Picture Roscoe: he is wearing his blue-and-white-vertical-striped pajamas; his stomach pain from the accident seems worse, though he is trying to ignore it, trying to sleep in the double bed of his suite in the Ten Eyck. He is a hotel-dweller and probably will remain so for the rest of his days. He has no yen to live the landed life of Patsy of the mountain, or Elisha of the manor, though Veronica could talk him into the manor if she played her cards right. He is by nature a guest, not a host, though he usually picks up the check. He has never craved the permanence so many others desire, but he does seem permanent here, at least in open-ended continuity; for in these rooms his father lived the last years of his life: in this very same bedroom, bath, and sitting room, though the rug is new.
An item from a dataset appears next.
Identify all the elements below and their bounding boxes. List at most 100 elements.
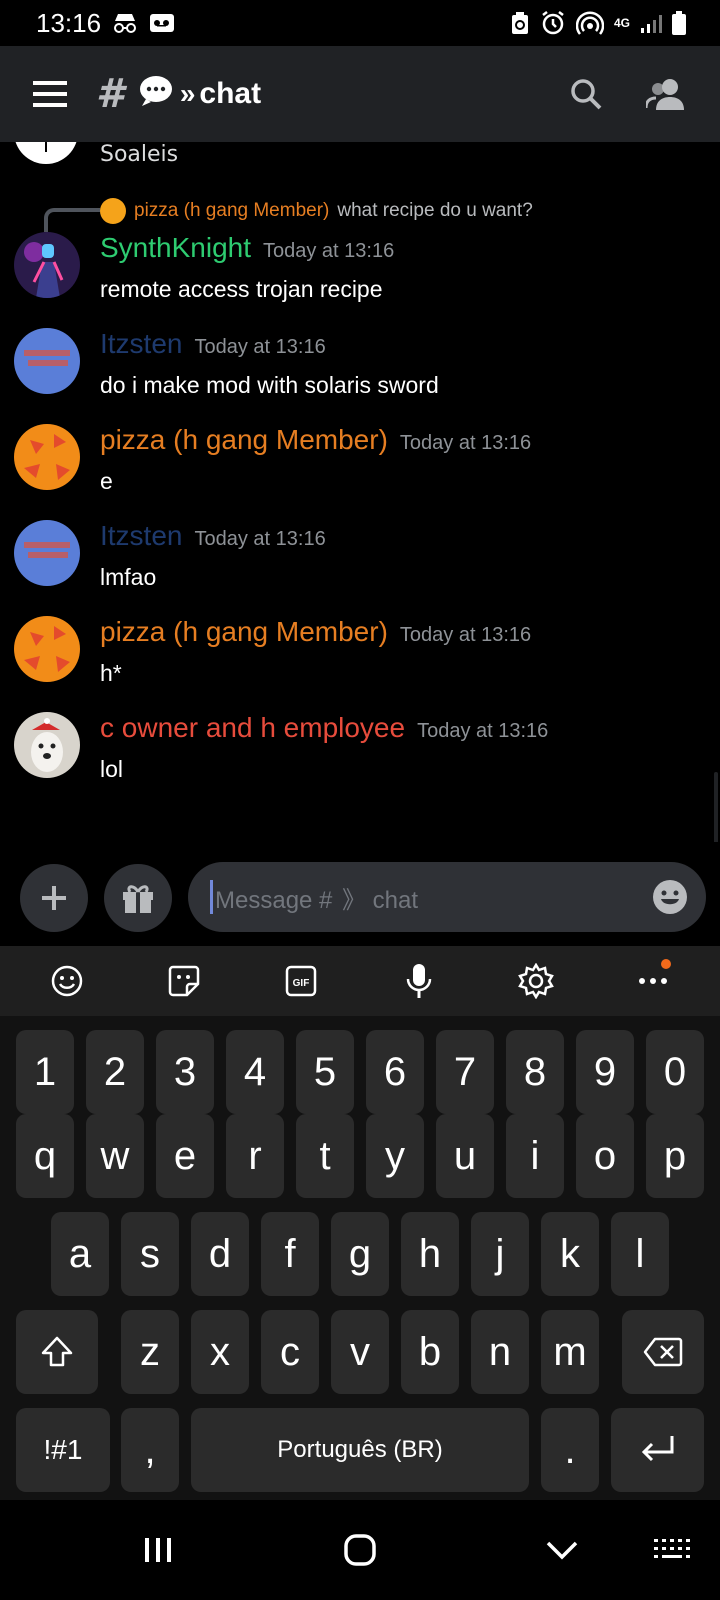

His father’s influence is every where in Roscoe, even in those names of his: Rosky, Ros, Rah-Rah (what Gilby used to call him), diminutives of Roscius, from Quintus Roscius, the Roman comic actor and friend of Cicero, “so you wouldn’t be typed as an Irishman,” Felix told him. Roscoe is a lawyer because Felix read law in Peter Coogan’s office but never finished law school. He’s in politics because it was in his bones; and Felix, before he died in 1919, counseled Patsy, Elisha, and Roscoe regularly on how to invent themselves as the saviors of Albany Democracy. It’s true Roscoe has gone beyond his father by becoming a lawyer, but, no, he’ll never match his father’s political fame, indeed has never held a public office.